The Thweatt family tree has multiple connections to Thomas Jefferson. This page explores those connections. The primary characters who connect with each other are ...
Archibald Thweatt (1876-1956)
Lucy Eppes (1786-1860)
John Wayles (1715-1773)
Martha Wayles Jefferson (1748-1782)
Colonel Francis Eppes IV (1686-1734)
Here we see the connection between Archibald Thweatt (b.1876) and Lucy Eppes (GG Aunt of this Archibald). Lucy Eppes is the GGG Aunt of the 5 siblings Frances, Libby, Archie, Ann, and Margaret.
This graphic connects Lucy Eppes with Thomas and Martha Jefferson. Martha Jefferson is the daughter of John Wayles via his marriage to Martha Eppes. And Lucy Eppes is the granddaughter of John Wayles via his marriage to Mary (Tabitha) Cocke.
These two graphics connect Martha Jefferson and Lucy Eppes via a different family tie. Martha Jefferson's grandfather Colonel Francis Eppes IV is the also the great grandfather of Lucy Eppes.
Maria Jefferson (daughter of Thomas Jefferson) married John Wayles Eppes (brother of Lucy Eppes). This graphic shows the way in which Maria and John were kin to each other through John Wayles in addition to being husband and wife.
Maria and John were half first cousins since they shared a common grandfather in John Wayles.
Lucy Eppes and John Wayles Eppes were siblings. That means that their spouses were in-laws. Archibald Thweatt was the brother-in-law of Maria Jefferson, daughter of Thomas Jefferson.
Sally Hemings is also believed to have been a daughter of John Wayles.
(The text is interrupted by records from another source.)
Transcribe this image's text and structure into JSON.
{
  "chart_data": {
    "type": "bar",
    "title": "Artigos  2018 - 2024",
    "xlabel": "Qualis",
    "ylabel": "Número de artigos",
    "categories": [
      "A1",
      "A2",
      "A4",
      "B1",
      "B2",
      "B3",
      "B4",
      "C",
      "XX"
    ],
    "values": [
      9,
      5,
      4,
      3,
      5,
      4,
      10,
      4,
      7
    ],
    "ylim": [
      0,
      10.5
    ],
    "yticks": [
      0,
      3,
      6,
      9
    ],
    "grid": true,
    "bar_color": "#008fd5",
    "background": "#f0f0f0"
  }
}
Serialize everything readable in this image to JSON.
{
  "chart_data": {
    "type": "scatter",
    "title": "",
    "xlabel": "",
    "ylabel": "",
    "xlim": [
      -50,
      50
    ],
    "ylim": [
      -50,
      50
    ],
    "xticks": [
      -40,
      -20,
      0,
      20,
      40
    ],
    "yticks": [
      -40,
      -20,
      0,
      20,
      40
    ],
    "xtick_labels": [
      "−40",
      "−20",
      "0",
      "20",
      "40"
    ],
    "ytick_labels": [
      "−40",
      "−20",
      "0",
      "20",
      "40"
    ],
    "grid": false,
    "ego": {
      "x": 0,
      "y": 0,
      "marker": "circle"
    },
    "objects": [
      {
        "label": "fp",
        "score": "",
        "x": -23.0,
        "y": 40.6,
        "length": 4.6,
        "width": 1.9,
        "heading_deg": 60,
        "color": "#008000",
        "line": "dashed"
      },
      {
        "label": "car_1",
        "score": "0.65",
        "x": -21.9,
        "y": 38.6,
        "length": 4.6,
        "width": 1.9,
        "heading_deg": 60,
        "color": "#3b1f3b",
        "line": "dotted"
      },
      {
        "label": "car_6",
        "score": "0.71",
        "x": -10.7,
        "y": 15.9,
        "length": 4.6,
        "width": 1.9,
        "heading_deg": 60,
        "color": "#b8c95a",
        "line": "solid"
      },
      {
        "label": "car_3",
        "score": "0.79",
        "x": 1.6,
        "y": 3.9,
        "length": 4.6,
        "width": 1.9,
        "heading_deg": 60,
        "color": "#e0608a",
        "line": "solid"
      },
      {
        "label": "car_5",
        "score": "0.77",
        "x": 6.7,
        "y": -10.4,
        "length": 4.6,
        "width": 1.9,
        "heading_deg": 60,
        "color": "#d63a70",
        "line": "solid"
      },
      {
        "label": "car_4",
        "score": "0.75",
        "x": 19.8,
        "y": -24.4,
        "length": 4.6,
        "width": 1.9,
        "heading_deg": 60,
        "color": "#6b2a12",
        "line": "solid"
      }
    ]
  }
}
This would make Sally Hemings a half aunt of Lucy Eppes, wife of Archibald Thweatt.
This correspondence is a letter from Archibald Thweatt (1769-1844) to Thomas Jefferson. It is a request that Thomas Jefferson adopt some sort of amendments that were under consideration by the Virginia legislature. Thweatt suggests that with Jefferson's support the matter would easily sail through the legislature.
On January 28, 2018, the New York Times Review of Books carried a review of a new book by Mary Beth Norton with the title Jefferson’s Three Daughters — Two Free, One Enslaved. The following paragraph appears in the book review ...
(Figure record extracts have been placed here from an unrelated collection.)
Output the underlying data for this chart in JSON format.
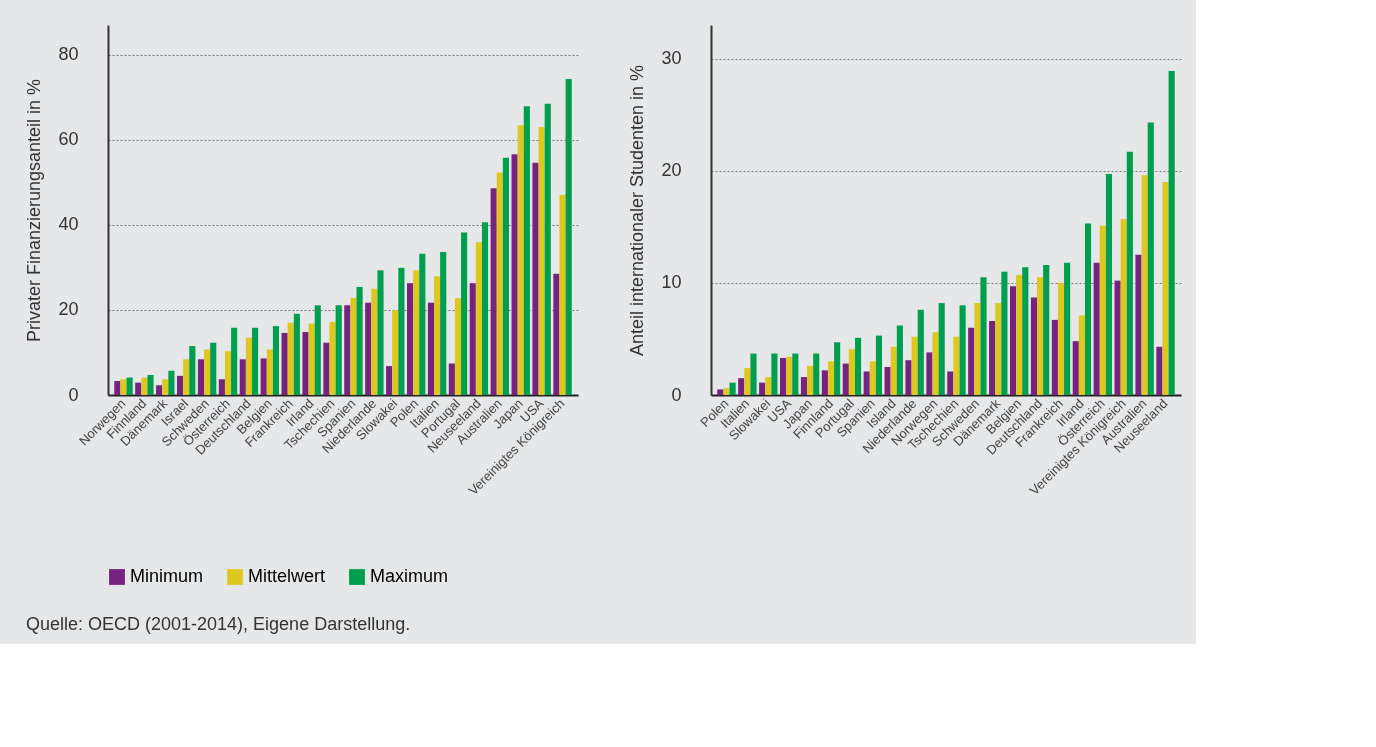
{
  "chart_data": [
    {
      "type": "bar",
      "ylabel": "Privater Finanzierungsanteil in %",
      "categories": [
        "Norwegen",
        "Finnland",
        "Dänemark",
        "Israel",
        "Schweden",
        "Österreich",
        "Deutschland",
        "Belgien",
        "Frankreich",
        "Irland",
        "Tschechien",
        "Spanien",
        "Niederlande",
        "Slowakei",
        "Polen",
        "Italien",
        "Portugal",
        "Neuseeland",
        "Australien",
        "Japan",
        "USA",
        "Vereinigtes Königreich"
      ],
      "series": [
        {
          "name": "Minimum",
          "color": "#76237f",
          "values": [
            3.3,
            2.9,
            2.3,
            4.5,
            8.4,
            3.7,
            8.4,
            8.6,
            14.6,
            14.8,
            12.3,
            21.1,
            21.7,
            6.8,
            26.3,
            21.7,
            7.4,
            26.3,
            48.6,
            56.6,
            54.6,
            28.5
          ]
        },
        {
          "name": "Mittelwert",
          "color": "#dec81f",
          "values": [
            3.7,
            4.1,
            3.7,
            8.4,
            10.7,
            10.3,
            13.5,
            10.7,
            17.0,
            16.8,
            17.2,
            22.8,
            25.0,
            19.9,
            29.3,
            27.9,
            22.8,
            35.9,
            52.3,
            63.4,
            63.0,
            47.0
          ]
        },
        {
          "name": "Maximum",
          "color": "#009e4f",
          "values": [
            4.1,
            4.7,
            5.7,
            11.5,
            12.3,
            15.8,
            15.8,
            16.2,
            19.1,
            21.1,
            21.1,
            25.4,
            29.3,
            29.9,
            33.2,
            33.6,
            38.2,
            40.6,
            55.8,
            67.9,
            68.5,
            74.3
          ]
        }
      ],
      "ylim": [
        0,
        87
      ],
      "yticks": [
        0,
        20,
        40,
        60,
        80
      ],
      "grid": "y",
      "legend": "bottom left",
      "annotations": [
        "Quelle: OECD (2001-2014), Eigene Darstellung."
      ]
    },
    {
      "type": "bar",
      "ylabel": "Anteil internationaler Studenten in %",
      "categories": [
        "Polen",
        "Italien",
        "Slowakei",
        "USA",
        "Japan",
        "Finnland",
        "Portugal",
        "Spanien",
        "Island",
        "Niederlande",
        "Norwegen",
        "Tschechien",
        "Schweden",
        "Dänemark",
        "Belgien",
        "Deutschland",
        "Frankreich",
        "Irland",
        "Österreich",
        "Vereinigtes Königreich",
        "Australien",
        "Neuseeland"
      ],
      "series": [
        {
          "name": "Minimum",
          "color": "#76237f",
          "values": [
            0.5,
            1.5,
            1.1,
            3.3,
            1.6,
            2.2,
            2.8,
            2.1,
            2.5,
            3.1,
            3.8,
            2.1,
            6.0,
            6.6,
            9.7,
            8.7,
            6.7,
            4.8,
            11.8,
            10.2,
            12.5,
            4.3
          ]
        },
        {
          "name": "Mittelwert",
          "color": "#dec81f",
          "values": [
            0.6,
            2.4,
            1.6,
            3.4,
            2.6,
            3.0,
            4.1,
            3.0,
            4.3,
            5.2,
            5.6,
            5.2,
            8.2,
            8.2,
            10.7,
            10.5,
            10.0,
            7.1,
            15.1,
            15.7,
            19.6,
            19.0
          ]
        },
        {
          "name": "Maximum",
          "color": "#009e4f",
          "values": [
            1.1,
            3.7,
            3.7,
            3.7,
            3.7,
            4.7,
            5.1,
            5.3,
            6.2,
            7.6,
            8.2,
            8.0,
            10.5,
            11.0,
            11.4,
            11.6,
            11.8,
            15.3,
            19.7,
            21.7,
            24.3,
            28.9
          ]
        }
      ],
      "ylim": [
        0,
        33
      ],
      "yticks": [
        0,
        10,
        20,
        30
      ],
      "grid": "y"
    }
  ]
}
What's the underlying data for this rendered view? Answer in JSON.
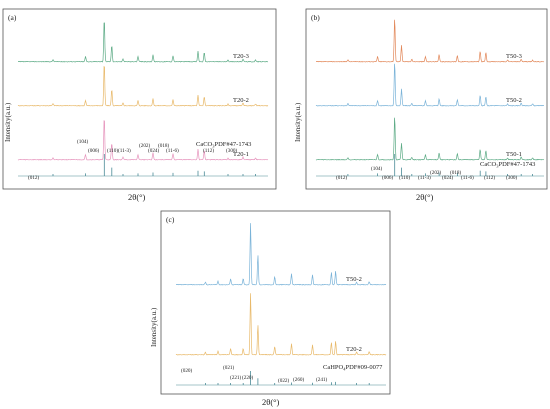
{
  "colors": {
    "green": "#5dab86",
    "orange": "#e8b96a",
    "pink": "#e695bd",
    "red": "#e2885a",
    "blue": "#7ab3d8",
    "ref": "#4a8a96"
  },
  "chart_data": [
    {
      "type": "line",
      "panel_label": "(a)",
      "xlabel": "2θ(°)",
      "ylabel": "Intensity(a.u.)",
      "series": [
        {
          "name": "T20-3",
          "color_key": "green"
        },
        {
          "name": "T20-2",
          "color_key": "orange"
        },
        {
          "name": "T20-1",
          "color_key": "pink"
        }
      ],
      "reference": {
        "label": "CaCO3PDF#47-1743",
        "label_main": "CaCO",
        "label_sub": "3",
        "label_rest": "PDF#47-1743",
        "hkl": [
          "(012)",
          "(104)",
          "(006)",
          "(110)",
          "(11-3)",
          "(202)",
          "(024)",
          "(018)",
          "(11-6)",
          "(112)",
          "(300)"
        ]
      },
      "peaks": [
        {
          "x": 0.14,
          "h": 0.05
        },
        {
          "x": 0.27,
          "h": 0.12
        },
        {
          "x": 0.345,
          "h": 1.0
        },
        {
          "x": 0.375,
          "h": 0.38
        },
        {
          "x": 0.42,
          "h": 0.06
        },
        {
          "x": 0.48,
          "h": 0.12
        },
        {
          "x": 0.54,
          "h": 0.16
        },
        {
          "x": 0.62,
          "h": 0.14
        },
        {
          "x": 0.72,
          "h": 0.24
        },
        {
          "x": 0.745,
          "h": 0.21
        },
        {
          "x": 0.84,
          "h": 0.04
        },
        {
          "x": 0.9,
          "h": 0.06
        },
        {
          "x": 0.95,
          "h": 0.04
        }
      ]
    },
    {
      "type": "line",
      "panel_label": "(b)",
      "xlabel": "2θ(°)",
      "ylabel": "Intensity(a.u.)",
      "series": [
        {
          "name": "T50-3",
          "color_key": "red"
        },
        {
          "name": "T50-2",
          "color_key": "blue"
        },
        {
          "name": "T50-1",
          "color_key": "green"
        }
      ],
      "reference": {
        "label": "CaCO3PDF#47-1743",
        "label_main": "CaCO",
        "label_sub": "3",
        "label_rest": "PDF#47-1743",
        "hkl": [
          "(012)",
          "(104)",
          "(006)",
          "(110)",
          "(11-3)",
          "(202)",
          "(024)",
          "(018)",
          "(11-6)",
          "(112)",
          "(300)"
        ]
      },
      "peaks": [
        {
          "x": 0.14,
          "h": 0.05
        },
        {
          "x": 0.27,
          "h": 0.12
        },
        {
          "x": 0.345,
          "h": 1.0
        },
        {
          "x": 0.375,
          "h": 0.38
        },
        {
          "x": 0.42,
          "h": 0.06
        },
        {
          "x": 0.48,
          "h": 0.12
        },
        {
          "x": 0.54,
          "h": 0.16
        },
        {
          "x": 0.62,
          "h": 0.14
        },
        {
          "x": 0.72,
          "h": 0.24
        },
        {
          "x": 0.745,
          "h": 0.21
        },
        {
          "x": 0.84,
          "h": 0.04
        },
        {
          "x": 0.9,
          "h": 0.06
        },
        {
          "x": 0.95,
          "h": 0.04
        }
      ]
    },
    {
      "type": "line",
      "panel_label": "(c)",
      "xlabel": "2θ(°)",
      "ylabel": "Intensity(a.u.)",
      "series": [
        {
          "name": "T50-2",
          "color_key": "blue"
        },
        {
          "name": "T20-2",
          "color_key": "orange"
        }
      ],
      "reference": {
        "label": "CaHPO4PDF#09-0077",
        "label_main": "CaHPO",
        "label_sub": "4",
        "label_rest": "PDF#09-0077",
        "hkl": [
          "(020)",
          "(021)",
          "(221)",
          "(220)",
          "(022)",
          "(260)",
          "(241)"
        ]
      },
      "peaks": [
        {
          "x": 0.14,
          "h": 0.04
        },
        {
          "x": 0.2,
          "h": 0.06
        },
        {
          "x": 0.26,
          "h": 0.1
        },
        {
          "x": 0.32,
          "h": 0.1
        },
        {
          "x": 0.355,
          "h": 1.0
        },
        {
          "x": 0.39,
          "h": 0.48
        },
        {
          "x": 0.47,
          "h": 0.13
        },
        {
          "x": 0.55,
          "h": 0.18
        },
        {
          "x": 0.65,
          "h": 0.16
        },
        {
          "x": 0.74,
          "h": 0.2
        },
        {
          "x": 0.76,
          "h": 0.22
        },
        {
          "x": 0.86,
          "h": 0.04
        },
        {
          "x": 0.92,
          "h": 0.05
        }
      ]
    }
  ]
}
The lives of four Virginia families — Jeffersons, Randolphs, Eppeses and Hemingses — were intertwined. Sally Hemings, daughter of Jefferson’s father-in-law by his mulatto slave Elizabeth Hemings, arrived in the Jefferson household in Paris in 1787 at the age of 14 assigned to be the child Maria’s companion. Following Hemings’s oral history, Kerrison relates how Sally, knowing she could claim freedom by remaining in France when Jefferson returned home in 1789, negotiated a promise of eventual freedom for herself and all her children, who were by parentage seven-eighths white — a promise kept in part by Martha Randolph after her father’s death in 1826. Jefferson listed Beverley, the oldest boy, born 1798, and his younger sister, Harriet, as “run” in 1822, but other sources reveal that he quietly facilitated their departure.
-- NY Times, Jan. 28, 2018
The Eppes family referenced in the above paragraph is the family of Lucy Eppes who married Archibald Thweatt. Lucy's brother John married Maria Jefferson. Sally Hemmings, the African-American daughter of Thomas Jefferson, is identified in the paragraph above as Maria's childhood companion in Paris in 1787 when Maria and Sally Hemmings were children. Martha (also mentioned in the paragraph above) is the older Jefferson daughter and the sister of Maria and half-sister of Sally.
As indicated in the above mentioned book review, the consensus now is that Sally Hemings is the daughter of John Wayles and his slave Elizabeth "Betty" Hemings. Since Martha Jefferson, wife of Thomas Jefferson, is also the daughter of John Wayles via his first marriage to Martha Eppes, this would mean that Martha Jefferson and Sally Hemings are half-sisters. And in addition both are half sisters to Elizabeth Wayles since she is also daughter of John Wayles via his marriage to Tabitha Cocke.
Martha Jefferson, Sally Hemings, and Elizabeth Wayles are all half-sisters.
Archibald Thweatt's mother-in-law, Elizabeth Wayles, was half-sister to both Martha Jefferson and Sally Hemings and brother-in-law to Thomas Jefferson.